More than a decade ago, the late-conservative columnist Charles Krauthammer wrote that the “intellectual left” would find its salvation after communism’s death through radical environmentalism.
“Green” would become the new “Red”, so to speak.
“Environmentalists are Gaia’s priests, instructing us in her proper service and casting out those who refuse to genuflect,” Krauthammer wrote in a most prescient 2008 column.
“Having proclaimed the ultimate commandment — carbon chastity — they are preparing the supporting canonical legislation that will tell you how much you can travel, what kind of light you will read by, and at what temperature you may set your bedroom thermostat.”
Krauthammer’s prediction was not far from our current state of affairs, in which the federal government in Ottawa pretends that cutting 30 percent from Canada’s infinitesimal contribution to global greenhouse gas emissions (just 1.6 percent), will have any discernible effect on climate.
Taken with dire predictions by United Nation’s Intergovernmental Panel on Climate Change — that if emissions aren’t substantially suppressed, life, as we know it on Earth, will be finished – it was only a matter of time before some politician, somewhere declared war on carbon, or rather the cheap, but evil energy (fossil fuels) that produces it.
Enter Green Party Leader Elizabeth May, who not only likened our struggle against climate change and its purportedly driving anthropogenic cause to be on par with slugging it out with Hitler, but cast herself in the starring role.
Beginning Wednesday in Vancouver, and quite probably heading to an urban public space near you before the October 21st federal election, was May flogging her Green Party’s voting box (office) gambit, Mission: Possible – The Green Party Action Plan.
According to May and her party, it will deploy a classic Winston Churchill-meets-FDR, battle-for-mankind strategy.
“Mission: Possible is less about the original New Deal, Franklin D. Roosevelt’s massive public works program to lift post-Depression America out of poverty, and more about Churchill’s courageous World War II campaign to defeat fascism,” Mission: Possible’s script reads.
“It places Canada on something equivalent to a war footing to ensure the security of our economy, our children and their children – our future. It is a call for ‘all hands on deck.’”
Presumably, May will fight these carbon emissions on the beaches and in the towns, and so forth, not by running into Nazi-machine gunfire as young Canadian men did at Normandy, but by taxing the bejesus out of our home heating fuel and gasoline before ultimately outlawing their usage altogether by 2050.
UPDATE: May has since fast-tracked her delusion on Twitter – no word on how it will alter her ultimate Mission: Possible battle plans.
For all of those out-of-work energy sector workers that will result from May’s great leap forward/Churchillian war on climate, she’s got them covered with skills retraining for jobs in “the new Green economy”.
“It’s do or die,” Mission: Possible declares.

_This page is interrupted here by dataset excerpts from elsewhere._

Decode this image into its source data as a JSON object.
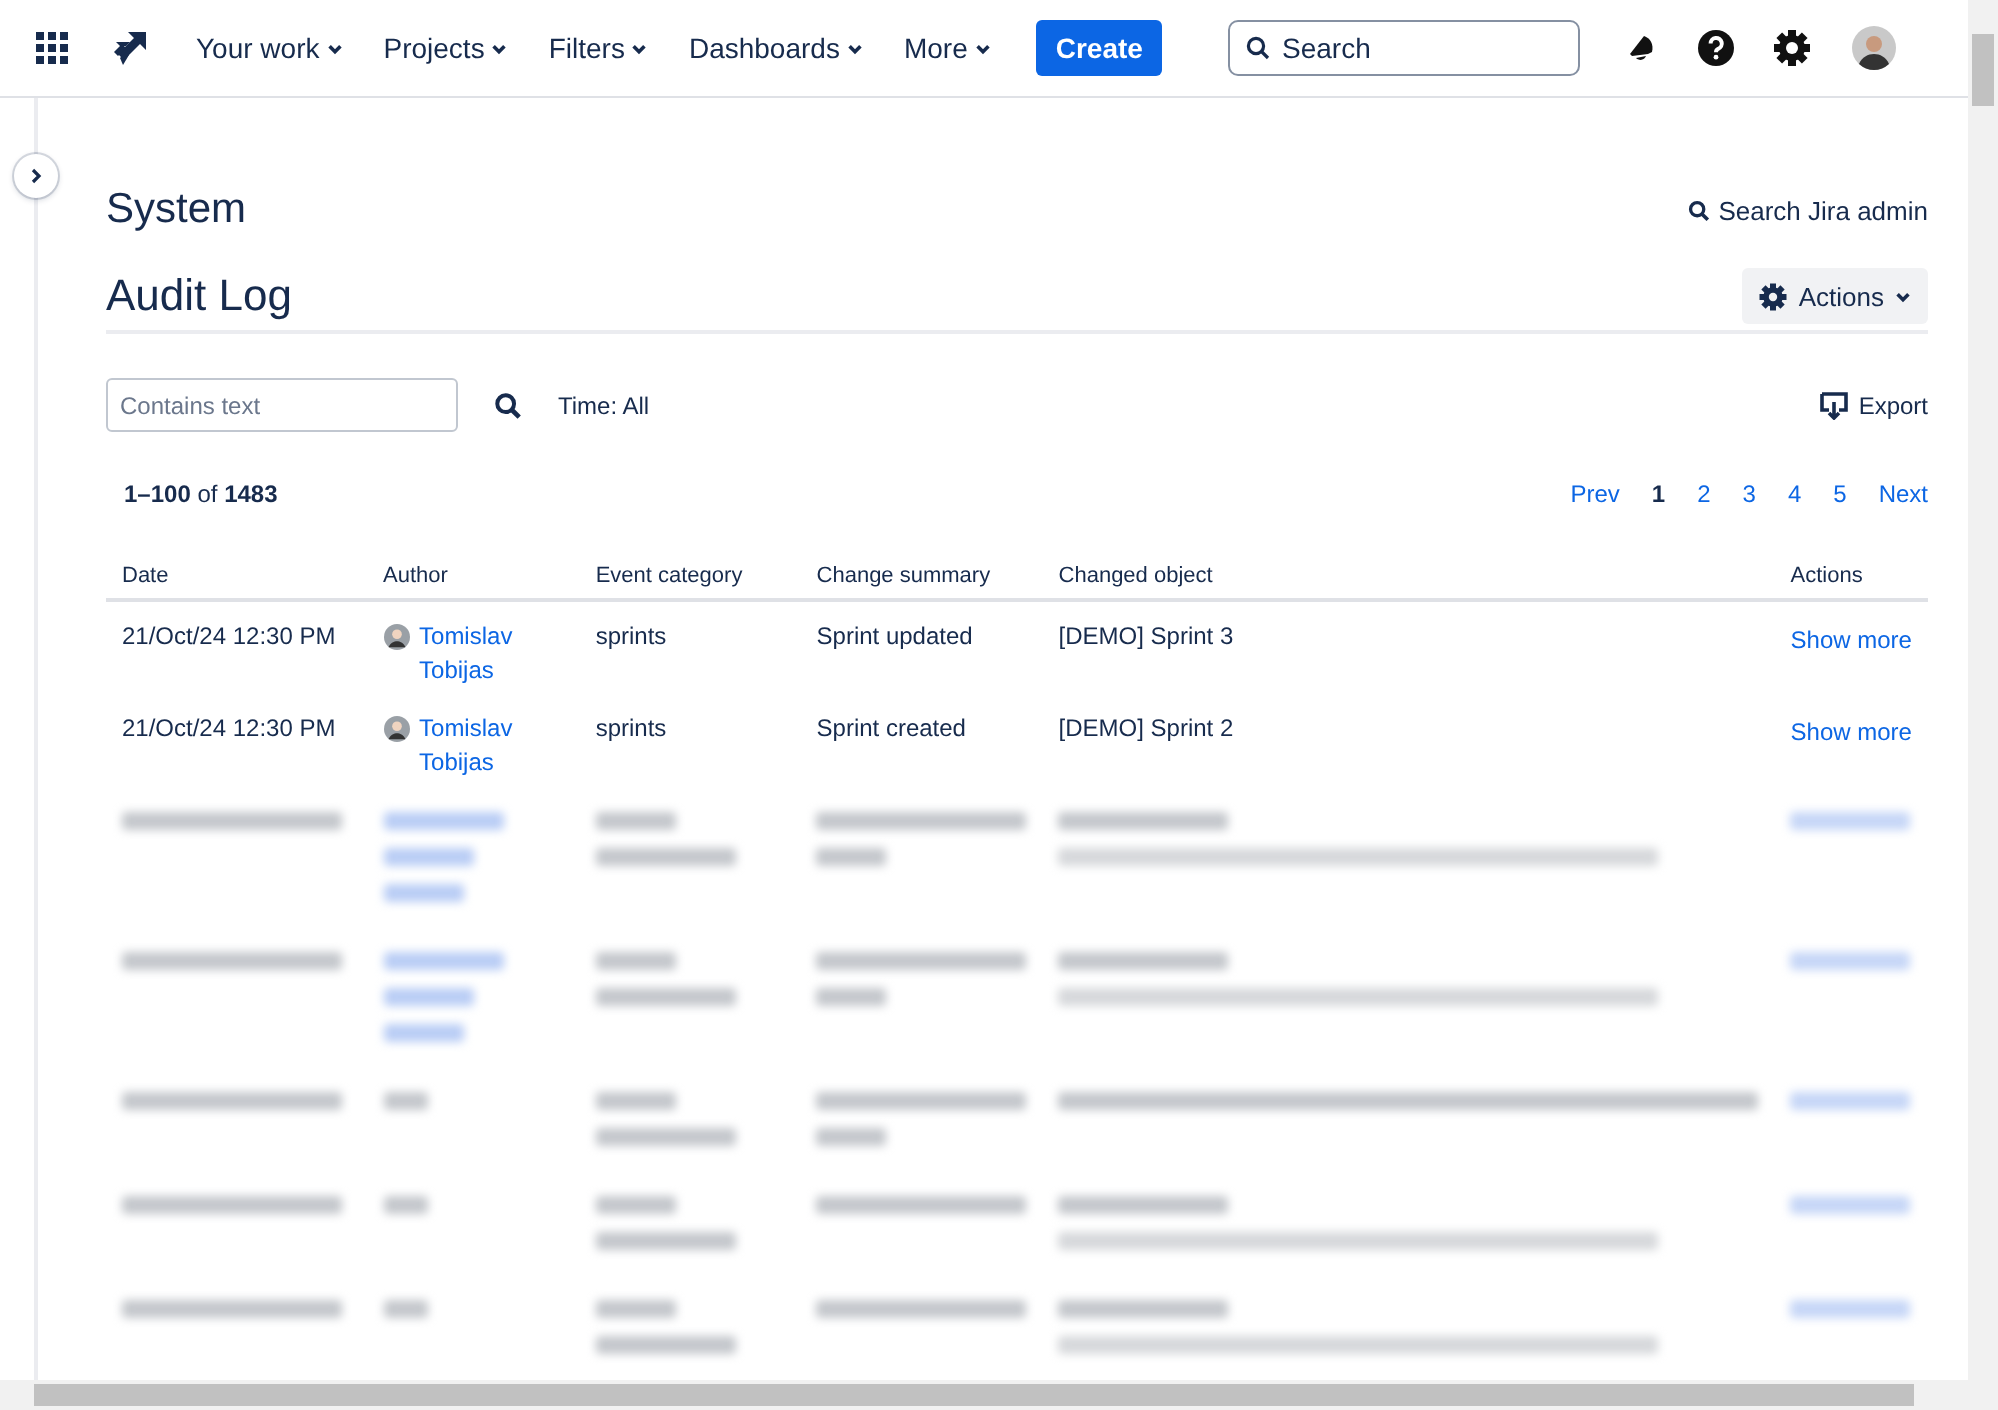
{
  "nav": {
    "items": [
      {
        "label": "Your work"
      },
      {
        "label": "Projects"
      },
      {
        "label": "Filters"
      },
      {
        "label": "Dashboards"
      },
      {
        "label": "More"
      }
    ],
    "create": "Create",
    "search": {
      "placeholder": "Search"
    }
  },
  "page": {
    "section": "System",
    "admin_search": "Search Jira admin",
    "title": "Audit Log",
    "actions": "Actions"
  },
  "filter": {
    "placeholder": "Contains text",
    "time": "Time: All",
    "export": "Export"
  },
  "range": "**1–100** of **1483**",
  "pagination": {
    "prev": "Prev",
    "next": "Next",
    "pages": [
      {
        "label": "1",
        "selected": true
      },
      {
        "label": "2",
        "selected": false
      },
      {
        "label": "3",
        "selected": false
      },
      {
        "label": "4",
        "selected": false
      },
      {
        "label": "5",
        "selected": false
      }
    ]
  },
  "table": {
    "columns": [
      "Date",
      "Author",
      "Event category",
      "Change summary",
      "Changed object",
      "Actions"
    ],
    "rows": [
      {
        "kind": "event",
        "date": "21/Oct/24 12:30 PM",
        "author": "Tomislav Tobijas",
        "category": "sprints",
        "summary": "Sprint updated",
        "object": "[DEMO] Sprint 3",
        "action": "Show more"
      },
      {
        "kind": "event",
        "date": "21/Oct/24 12:30 PM",
        "author": "Tomislav Tobijas",
        "category": "sprints",
        "summary": "Sprint created",
        "object": "[DEMO] Sprint 2",
        "action": "Show more"
      },
      {
        "kind": "blurred"
      },
      {
        "kind": "blurred"
      },
      {
        "kind": "blurred"
      },
      {
        "kind": "blurred"
      },
      {
        "kind": "blurred"
      }
    ]
  }
}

The plan also names “social justice” as its number one “core value” impetus for taking such drastic action, and nothing quite says “social justice” like killing tens of thousands of jobs or jacking up the cost of heating one’s home. But in times of war, sacrifices that must be made.
Barely 100 years ago, “social justice” was the cry of the proletariat – in a future dictated by May’s Green Party agenda, “social justice” would likely resemble the plebeians of tomorrow reduced to an “equitable” level of grinding, energy poverty.
But fear not. This war against climate change and its concomitant war for social justice, will be directed by top men and women chosen to serve on May’s “all-party inner cabinet” that would, of course, put her on the proper “war” footing.
“Modelled on the war cabinets of Mackenzie King and Winston Churchill, parties will work together to ensure that climate is no longer treated like a political football,” the Mission: Possible script continues.
May also intends to light a match to Canadian statecraft, and even our own self-defence capabilities by “cancel(ing) the purchase of F35s and buy more water bombers to protect communities from forest fires.”
No mention is made whether these new water bombers could be fitted with M2 50 calibre, or better machine guns, missiles or even green energy torpedoes in case an actual war breaks out.
Fracking will also be a distant memory under Mission: Possible, as will all foreign oil imports; combustion engine cars (2030) and then fossil fuel itself by 2050.
The sardonic post-grad ‘pay your fees, get your Bs’ wit would also be replaced with something akin to ‘plant some trees, get your PhDs’, if a Prime Minister May enacts additional Mission: Possible edicts, for example:
“To engage every municipality and community organization, as well as every school and university to step up and plant trees, install solar panels, heat pumps, assist in retrofitting buildings to maximize energy efficiency.”
And finally, there will be no need to even work at all in May’s great green Shangri-La, as her Mission: Possible plan will provide a “guaranteed livable income by 2030”.
Back in 1989, the United Nations promised climate upheaval of Biblical proportions by year 2000 if global warming was not checked. Thirty years later, the soothsaying and hysteria continue and have only heightened the desire of some politicians to control our lives for a package of half-truths and play-acting.